Un joueur sanctionné dénonce une décision "politique" et "ridicule"
Une altercation sur la glace, une provocation, puis un retour anticipé à la maison. Sanctionné par la Fédération française de hockey sur glace (FFHG) suite au match contre le Canada, Pierre Crinon a vécu la fin du tournoi olympique des Bleus en simple spectateur. Le défenseur de Grenoble n'a pas digéré cette décision, et il vide son sac dans un entretien accordé au Dauphiné Libéré.
Une trahison ressentie et des accusations de calcul politique
« Ce qu'il s'est passé avec l'équipe de France, ça m'a touché », confie Pierre Crinon. « Pas forcément ce qu'il y a eu sur les réseaux sociaux mais le fait que le président prenne ces décisions envers moi. Je prends ça comme une trahison, je trouve ça ridicule. » Le joueur fait ici référence à Pierre-Yves Gerbeau, le président de la FFHG.
Il estime que cette sanction relève d'une stratégie politique. « C'est très politique », affirme-t-il. « Peut-être qu'il avait envie de se montrer avant les élections qui arrivent. Tant mieux pour lui si ça marche. » La FFHG organisera en effet ses élections pour le prochain cycle olympique au mois de juin, ce qui ajoute du contexte à ces accusations.
Une sanction jugée disproportionnée et des comparaisons contestées
Pierre Crinon considère la sanction comme totalement disproportionnée, soulignant que les bagarres sont relativement fréquentes dans le hockey sur glace. « On me reproche des choses qui ne sont pas au point de me suspendre d'un tournoi… », s'insurge-t-il.

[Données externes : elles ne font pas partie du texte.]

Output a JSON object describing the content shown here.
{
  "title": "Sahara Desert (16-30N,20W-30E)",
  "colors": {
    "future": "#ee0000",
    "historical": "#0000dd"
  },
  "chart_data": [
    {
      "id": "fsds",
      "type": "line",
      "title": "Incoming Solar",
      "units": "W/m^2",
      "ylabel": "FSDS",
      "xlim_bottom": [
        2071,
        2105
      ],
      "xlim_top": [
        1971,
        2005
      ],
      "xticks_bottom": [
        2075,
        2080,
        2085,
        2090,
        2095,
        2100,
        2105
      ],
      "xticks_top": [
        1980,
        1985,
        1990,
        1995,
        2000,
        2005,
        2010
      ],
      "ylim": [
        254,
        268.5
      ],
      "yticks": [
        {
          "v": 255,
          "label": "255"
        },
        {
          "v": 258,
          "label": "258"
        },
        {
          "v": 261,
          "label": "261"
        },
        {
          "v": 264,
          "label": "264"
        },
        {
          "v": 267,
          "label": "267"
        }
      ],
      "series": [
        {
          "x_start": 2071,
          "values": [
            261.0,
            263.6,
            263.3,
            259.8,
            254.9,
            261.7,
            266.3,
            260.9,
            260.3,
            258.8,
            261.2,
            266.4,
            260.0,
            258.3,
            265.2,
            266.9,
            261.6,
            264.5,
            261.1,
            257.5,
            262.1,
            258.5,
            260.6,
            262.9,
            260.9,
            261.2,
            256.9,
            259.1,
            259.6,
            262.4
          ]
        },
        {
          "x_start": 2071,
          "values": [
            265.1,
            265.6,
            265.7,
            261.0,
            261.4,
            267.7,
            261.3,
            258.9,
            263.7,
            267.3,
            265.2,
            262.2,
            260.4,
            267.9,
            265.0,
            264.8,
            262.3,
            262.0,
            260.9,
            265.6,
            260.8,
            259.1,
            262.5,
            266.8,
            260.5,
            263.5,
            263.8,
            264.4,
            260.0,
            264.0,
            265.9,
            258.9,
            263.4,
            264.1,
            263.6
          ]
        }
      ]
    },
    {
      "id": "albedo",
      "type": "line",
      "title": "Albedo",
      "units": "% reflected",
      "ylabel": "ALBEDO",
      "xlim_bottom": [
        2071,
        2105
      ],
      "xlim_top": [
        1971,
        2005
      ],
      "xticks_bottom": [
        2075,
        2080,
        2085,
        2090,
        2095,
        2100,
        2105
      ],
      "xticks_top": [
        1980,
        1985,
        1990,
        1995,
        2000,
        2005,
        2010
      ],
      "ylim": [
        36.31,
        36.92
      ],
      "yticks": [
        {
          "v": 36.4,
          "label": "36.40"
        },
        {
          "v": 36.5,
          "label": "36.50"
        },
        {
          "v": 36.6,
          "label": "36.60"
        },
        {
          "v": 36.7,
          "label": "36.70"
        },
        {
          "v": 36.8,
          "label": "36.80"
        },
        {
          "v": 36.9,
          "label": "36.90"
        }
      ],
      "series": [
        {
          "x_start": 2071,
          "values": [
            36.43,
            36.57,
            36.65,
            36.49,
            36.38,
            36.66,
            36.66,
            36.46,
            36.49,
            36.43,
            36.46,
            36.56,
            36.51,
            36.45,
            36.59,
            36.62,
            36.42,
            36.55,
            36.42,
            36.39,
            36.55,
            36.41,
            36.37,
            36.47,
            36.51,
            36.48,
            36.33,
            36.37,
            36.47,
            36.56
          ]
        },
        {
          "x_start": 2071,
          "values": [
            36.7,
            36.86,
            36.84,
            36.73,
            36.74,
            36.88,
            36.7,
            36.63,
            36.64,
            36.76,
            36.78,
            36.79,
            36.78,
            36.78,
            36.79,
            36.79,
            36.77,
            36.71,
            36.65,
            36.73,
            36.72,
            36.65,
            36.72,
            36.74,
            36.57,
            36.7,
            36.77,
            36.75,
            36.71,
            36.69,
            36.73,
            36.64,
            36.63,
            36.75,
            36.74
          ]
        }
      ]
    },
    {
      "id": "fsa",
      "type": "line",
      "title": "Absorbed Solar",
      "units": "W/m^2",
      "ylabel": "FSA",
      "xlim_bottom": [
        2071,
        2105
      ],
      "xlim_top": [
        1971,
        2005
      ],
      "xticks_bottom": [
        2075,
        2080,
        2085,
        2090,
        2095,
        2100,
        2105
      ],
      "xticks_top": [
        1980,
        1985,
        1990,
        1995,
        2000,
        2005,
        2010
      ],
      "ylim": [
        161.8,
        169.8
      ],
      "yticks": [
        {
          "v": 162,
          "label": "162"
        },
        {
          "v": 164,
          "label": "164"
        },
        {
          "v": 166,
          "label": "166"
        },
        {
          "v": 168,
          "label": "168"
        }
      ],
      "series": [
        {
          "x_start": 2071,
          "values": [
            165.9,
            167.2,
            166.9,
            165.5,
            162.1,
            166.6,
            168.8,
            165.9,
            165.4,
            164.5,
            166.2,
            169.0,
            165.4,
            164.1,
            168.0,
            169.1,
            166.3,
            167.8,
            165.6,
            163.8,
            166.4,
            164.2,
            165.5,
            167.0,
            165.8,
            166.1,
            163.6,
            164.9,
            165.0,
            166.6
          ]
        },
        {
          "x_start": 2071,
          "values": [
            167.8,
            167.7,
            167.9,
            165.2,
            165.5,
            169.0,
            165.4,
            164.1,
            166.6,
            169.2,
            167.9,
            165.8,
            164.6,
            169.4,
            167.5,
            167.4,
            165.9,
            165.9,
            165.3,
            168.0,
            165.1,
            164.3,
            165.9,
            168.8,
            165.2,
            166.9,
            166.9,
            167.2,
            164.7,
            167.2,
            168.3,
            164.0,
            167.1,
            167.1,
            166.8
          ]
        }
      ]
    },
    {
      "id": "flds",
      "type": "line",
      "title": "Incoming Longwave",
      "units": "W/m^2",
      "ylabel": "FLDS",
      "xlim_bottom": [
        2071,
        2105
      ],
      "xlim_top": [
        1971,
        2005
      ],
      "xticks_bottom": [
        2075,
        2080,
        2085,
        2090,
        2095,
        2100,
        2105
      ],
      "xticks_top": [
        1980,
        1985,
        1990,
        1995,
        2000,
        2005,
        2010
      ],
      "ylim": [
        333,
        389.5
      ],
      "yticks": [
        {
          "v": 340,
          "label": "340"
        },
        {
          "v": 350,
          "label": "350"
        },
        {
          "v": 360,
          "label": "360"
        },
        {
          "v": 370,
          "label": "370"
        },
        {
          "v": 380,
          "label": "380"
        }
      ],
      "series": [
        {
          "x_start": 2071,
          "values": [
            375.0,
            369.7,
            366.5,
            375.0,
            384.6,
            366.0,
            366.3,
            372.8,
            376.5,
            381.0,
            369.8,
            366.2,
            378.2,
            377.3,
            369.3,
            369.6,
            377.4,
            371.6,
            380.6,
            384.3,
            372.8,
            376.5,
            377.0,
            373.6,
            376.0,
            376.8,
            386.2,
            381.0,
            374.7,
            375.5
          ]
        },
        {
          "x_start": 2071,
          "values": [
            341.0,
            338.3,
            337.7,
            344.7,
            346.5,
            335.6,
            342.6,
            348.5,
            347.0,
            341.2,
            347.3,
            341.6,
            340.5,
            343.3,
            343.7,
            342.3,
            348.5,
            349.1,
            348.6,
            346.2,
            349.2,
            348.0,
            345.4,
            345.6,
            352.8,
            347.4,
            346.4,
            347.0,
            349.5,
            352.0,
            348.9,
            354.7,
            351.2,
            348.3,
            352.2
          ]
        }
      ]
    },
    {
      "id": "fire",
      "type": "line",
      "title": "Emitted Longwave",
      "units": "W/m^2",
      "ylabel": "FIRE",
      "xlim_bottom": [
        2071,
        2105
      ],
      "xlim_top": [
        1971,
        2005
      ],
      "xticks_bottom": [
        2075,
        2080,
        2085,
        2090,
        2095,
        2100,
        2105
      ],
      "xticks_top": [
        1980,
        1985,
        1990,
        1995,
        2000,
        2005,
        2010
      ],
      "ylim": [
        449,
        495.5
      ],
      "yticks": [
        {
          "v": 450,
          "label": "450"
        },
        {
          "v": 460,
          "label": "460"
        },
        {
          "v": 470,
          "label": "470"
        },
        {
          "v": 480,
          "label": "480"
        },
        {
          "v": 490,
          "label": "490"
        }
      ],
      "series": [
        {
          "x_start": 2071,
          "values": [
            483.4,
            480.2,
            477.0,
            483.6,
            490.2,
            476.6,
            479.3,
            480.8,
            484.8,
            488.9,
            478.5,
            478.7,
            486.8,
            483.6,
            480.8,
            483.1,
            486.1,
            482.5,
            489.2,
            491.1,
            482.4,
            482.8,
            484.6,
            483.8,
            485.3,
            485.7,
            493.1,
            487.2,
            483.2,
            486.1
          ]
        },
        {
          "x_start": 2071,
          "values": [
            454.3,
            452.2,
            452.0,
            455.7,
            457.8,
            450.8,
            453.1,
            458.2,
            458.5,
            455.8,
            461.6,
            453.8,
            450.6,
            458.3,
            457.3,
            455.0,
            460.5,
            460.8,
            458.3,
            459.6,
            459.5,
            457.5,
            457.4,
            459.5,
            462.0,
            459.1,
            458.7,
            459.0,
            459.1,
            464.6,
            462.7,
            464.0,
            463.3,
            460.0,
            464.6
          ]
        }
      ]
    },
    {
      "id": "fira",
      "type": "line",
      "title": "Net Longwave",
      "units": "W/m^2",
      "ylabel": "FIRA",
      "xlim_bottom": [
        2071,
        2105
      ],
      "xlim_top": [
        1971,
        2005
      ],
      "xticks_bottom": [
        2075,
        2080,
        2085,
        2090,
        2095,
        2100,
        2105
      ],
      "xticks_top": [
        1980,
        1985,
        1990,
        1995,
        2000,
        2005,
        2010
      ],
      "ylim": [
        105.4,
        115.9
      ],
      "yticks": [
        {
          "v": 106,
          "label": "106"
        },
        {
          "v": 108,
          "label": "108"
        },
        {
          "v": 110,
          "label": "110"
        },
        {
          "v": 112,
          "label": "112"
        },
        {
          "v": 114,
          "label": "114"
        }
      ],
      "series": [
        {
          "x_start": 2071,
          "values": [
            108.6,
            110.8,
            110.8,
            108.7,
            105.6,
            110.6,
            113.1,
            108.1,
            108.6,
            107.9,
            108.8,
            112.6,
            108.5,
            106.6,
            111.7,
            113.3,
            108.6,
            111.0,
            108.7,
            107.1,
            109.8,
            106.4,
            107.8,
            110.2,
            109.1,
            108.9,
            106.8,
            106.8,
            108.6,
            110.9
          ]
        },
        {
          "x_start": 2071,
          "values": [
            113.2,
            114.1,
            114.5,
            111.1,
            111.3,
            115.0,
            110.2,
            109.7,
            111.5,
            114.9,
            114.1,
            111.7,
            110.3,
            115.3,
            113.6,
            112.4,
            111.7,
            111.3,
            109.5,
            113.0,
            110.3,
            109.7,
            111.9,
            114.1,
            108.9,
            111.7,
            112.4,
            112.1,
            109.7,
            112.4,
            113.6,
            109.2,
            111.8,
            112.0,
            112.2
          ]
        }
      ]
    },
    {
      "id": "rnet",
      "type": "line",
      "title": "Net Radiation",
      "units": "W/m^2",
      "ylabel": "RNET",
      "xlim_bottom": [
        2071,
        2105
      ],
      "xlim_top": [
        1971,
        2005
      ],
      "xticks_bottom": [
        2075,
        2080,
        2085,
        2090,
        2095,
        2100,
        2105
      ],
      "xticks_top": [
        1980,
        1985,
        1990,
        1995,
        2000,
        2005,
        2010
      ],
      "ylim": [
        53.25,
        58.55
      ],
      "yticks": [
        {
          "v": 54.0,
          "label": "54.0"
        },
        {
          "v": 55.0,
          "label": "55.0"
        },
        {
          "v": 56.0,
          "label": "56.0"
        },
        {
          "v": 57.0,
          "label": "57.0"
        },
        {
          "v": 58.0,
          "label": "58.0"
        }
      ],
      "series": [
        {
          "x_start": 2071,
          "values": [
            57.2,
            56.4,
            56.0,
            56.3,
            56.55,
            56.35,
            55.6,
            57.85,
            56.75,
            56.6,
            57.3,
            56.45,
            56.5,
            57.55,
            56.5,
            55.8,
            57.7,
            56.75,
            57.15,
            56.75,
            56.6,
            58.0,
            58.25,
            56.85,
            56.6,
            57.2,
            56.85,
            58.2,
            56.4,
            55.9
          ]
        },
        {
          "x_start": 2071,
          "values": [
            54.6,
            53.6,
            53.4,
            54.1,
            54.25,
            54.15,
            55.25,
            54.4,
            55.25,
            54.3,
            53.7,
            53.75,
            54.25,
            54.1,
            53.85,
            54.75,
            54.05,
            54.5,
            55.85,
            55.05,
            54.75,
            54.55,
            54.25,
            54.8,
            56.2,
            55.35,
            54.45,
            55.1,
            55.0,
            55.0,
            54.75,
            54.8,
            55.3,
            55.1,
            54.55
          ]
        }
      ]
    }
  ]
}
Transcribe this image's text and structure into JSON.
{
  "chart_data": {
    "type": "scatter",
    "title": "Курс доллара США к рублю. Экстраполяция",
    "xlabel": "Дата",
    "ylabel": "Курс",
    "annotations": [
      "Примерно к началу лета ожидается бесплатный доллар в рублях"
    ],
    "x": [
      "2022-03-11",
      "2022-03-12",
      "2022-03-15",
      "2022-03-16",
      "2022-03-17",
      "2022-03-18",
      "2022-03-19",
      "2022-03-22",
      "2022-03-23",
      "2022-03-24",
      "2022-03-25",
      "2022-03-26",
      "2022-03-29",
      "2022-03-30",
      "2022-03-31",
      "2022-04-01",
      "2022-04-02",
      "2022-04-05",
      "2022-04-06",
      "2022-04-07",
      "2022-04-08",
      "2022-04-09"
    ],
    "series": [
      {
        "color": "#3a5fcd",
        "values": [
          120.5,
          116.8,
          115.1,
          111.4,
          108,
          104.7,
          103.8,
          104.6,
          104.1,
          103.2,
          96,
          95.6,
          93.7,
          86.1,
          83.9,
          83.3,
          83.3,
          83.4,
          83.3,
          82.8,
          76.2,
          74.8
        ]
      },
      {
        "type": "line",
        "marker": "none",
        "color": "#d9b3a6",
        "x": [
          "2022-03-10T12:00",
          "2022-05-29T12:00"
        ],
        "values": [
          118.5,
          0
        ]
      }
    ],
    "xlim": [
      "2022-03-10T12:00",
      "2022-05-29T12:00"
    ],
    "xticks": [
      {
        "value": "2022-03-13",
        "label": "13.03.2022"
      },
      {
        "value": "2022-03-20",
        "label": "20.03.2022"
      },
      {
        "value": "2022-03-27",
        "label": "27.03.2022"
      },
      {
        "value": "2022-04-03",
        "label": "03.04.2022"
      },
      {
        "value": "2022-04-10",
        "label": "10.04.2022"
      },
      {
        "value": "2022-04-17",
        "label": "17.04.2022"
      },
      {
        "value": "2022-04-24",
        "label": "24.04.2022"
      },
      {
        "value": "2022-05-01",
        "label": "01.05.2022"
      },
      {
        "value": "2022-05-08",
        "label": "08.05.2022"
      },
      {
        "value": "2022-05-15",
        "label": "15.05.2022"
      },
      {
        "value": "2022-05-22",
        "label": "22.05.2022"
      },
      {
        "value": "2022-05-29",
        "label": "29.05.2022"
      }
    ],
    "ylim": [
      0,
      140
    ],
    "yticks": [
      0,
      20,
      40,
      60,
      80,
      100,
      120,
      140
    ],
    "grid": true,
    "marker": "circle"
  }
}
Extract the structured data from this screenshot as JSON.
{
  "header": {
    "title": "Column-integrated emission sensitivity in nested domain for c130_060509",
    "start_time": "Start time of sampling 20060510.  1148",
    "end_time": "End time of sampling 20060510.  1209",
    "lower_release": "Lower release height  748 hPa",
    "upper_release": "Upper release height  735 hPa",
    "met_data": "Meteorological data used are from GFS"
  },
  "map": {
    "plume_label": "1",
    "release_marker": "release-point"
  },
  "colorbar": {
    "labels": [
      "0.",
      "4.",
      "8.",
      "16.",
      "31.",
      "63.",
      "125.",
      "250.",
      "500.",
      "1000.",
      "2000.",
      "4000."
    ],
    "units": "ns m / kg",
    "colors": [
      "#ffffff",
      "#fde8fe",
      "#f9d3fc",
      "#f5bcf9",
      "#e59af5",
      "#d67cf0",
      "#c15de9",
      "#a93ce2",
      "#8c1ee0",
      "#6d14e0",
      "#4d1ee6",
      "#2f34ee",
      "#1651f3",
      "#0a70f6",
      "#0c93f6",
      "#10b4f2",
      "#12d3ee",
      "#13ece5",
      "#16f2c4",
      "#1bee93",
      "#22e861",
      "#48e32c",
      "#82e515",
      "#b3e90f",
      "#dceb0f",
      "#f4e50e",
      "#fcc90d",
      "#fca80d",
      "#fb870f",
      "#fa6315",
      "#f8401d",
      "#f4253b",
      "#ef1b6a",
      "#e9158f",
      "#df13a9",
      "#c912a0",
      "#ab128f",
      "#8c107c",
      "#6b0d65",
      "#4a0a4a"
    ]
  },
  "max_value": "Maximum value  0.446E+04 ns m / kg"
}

Pour étayer son propos, il compare sa situation à d'autres comportements dans le sport français. « Pourquoi on ne s'en prend pas à Julia Simon qui fait ''chut'' au public quand elle gagne ? Ça ne respecte pas les valeurs de l'olympisme non plus », pointe-t-il, en référence à la célébration de la biathlète lors de l'individuel à Antholz-Anterselva.
L'absence de sanction pour l'adversaire canadien alimente la polémique
Un élément crucial renforce le sentiment d'injustice chez le joueur : le Canadien Tom Wilson, avec qui il en était venu aux mains, n'a reçu aucune sanction de la part des instances internationales. Pour Pierre Crinon, c'est le signe que la FFHG a monté cette affaire en épingle.
« Les Français pensent savoir mieux que tout le monde tout le temps », lance-t-il, exprimant une frustration qui dépasse son cas personnel et touche à une perception plus large des décisions fédérales. Cette affaire met ainsi en lumière des tensions entre un joueur et sa fédération, sur fond de préparation électorale et de débat sur l'équité des sanctions disciplinaires.